Martinez: What is the most distracting thing for you while you’re working?

Drake: Exhaustion. Or not feeling lucid and the feedback loop frustration that comes with that.

Martinez: What’s the biggest revelation you’ve had about the way you work?

Drake: The puppeteers always note that I exclaim “do you hate it?” when I show new work or scenes to them. I have a parasite known to many as self-depreciation.

Martinez: Is there a certain time of day that you feel especially inspired to work, or when ideas come to you?

Drake: I do most of my writing and scripting when I am on my bike. Most days this tends to be the only alone time I have. And of course, shadows are more dramatic after dark. . .

Martinez: Does your cat hang out with you while you work?

Drake: Of course! We have a symbiotic working relationship. I cannot stress enough, how crucial a creative life in the company of other animals is to a human psyche.

Martinez: Is there a piece of advice, art related or not that you think of often?

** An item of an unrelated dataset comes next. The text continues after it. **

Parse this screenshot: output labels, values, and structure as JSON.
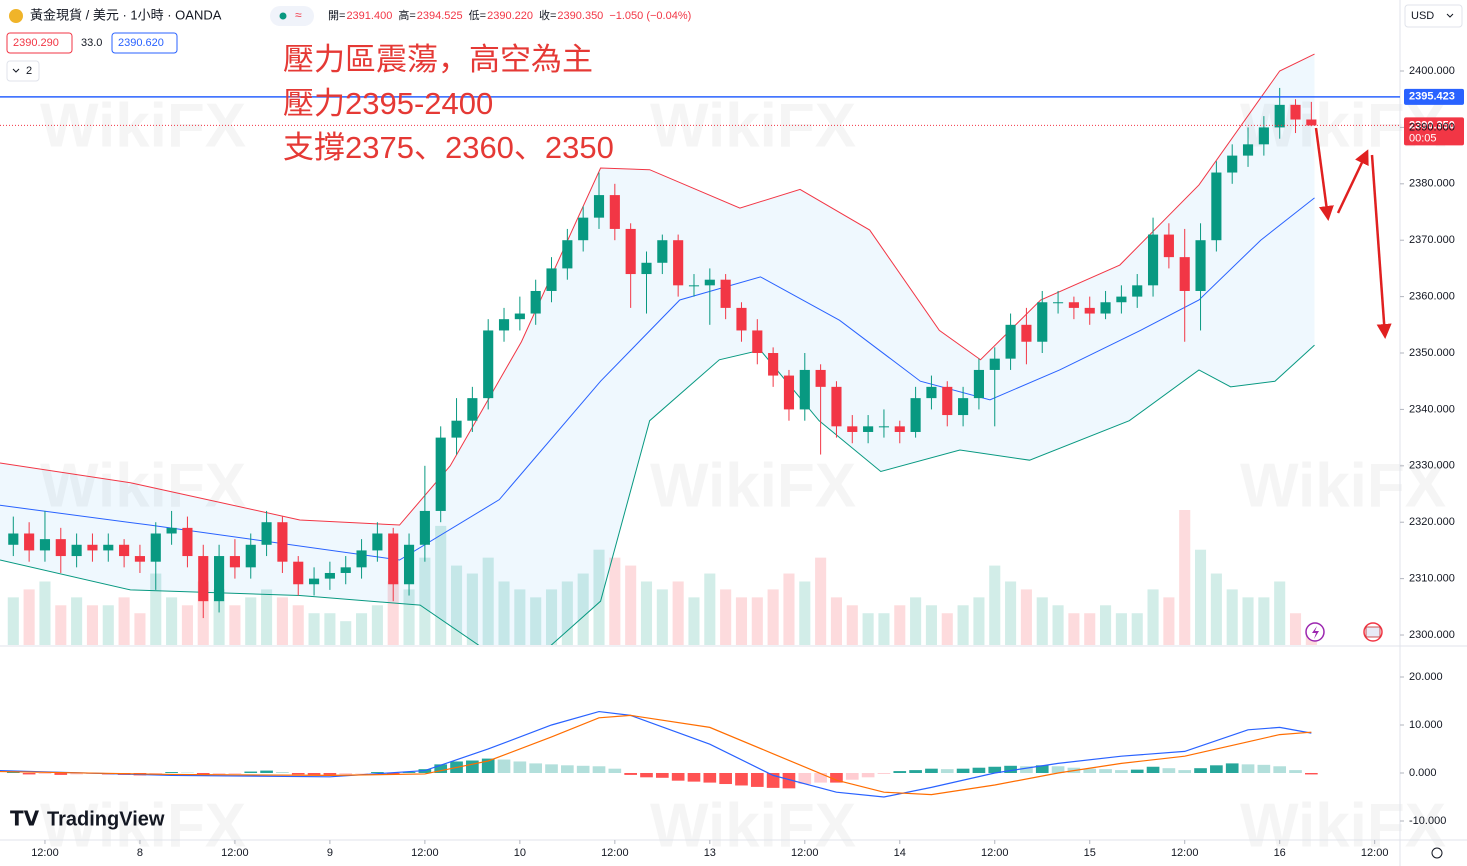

Drake: When I was small, my dad always used to say, “What makes a good animal, a good animal?”
This was meant to be soothing after some brutal animal world fact on television, a pet death, watching viruses destroy human cells on bring your daughter to work day, etc. It meant, what ensures that animal survives? Is being brutal or dark, something that a human animal might consider bad, a part of what defines that animal?  “What makes a good human, good at being human?” This is how I move around in the world ad. infinitum.

saradrake1

All photos courtesy of Gillian Fry and Sara Drake.


A.Martinez is a freelance art and music organizer living in Chicago, IL.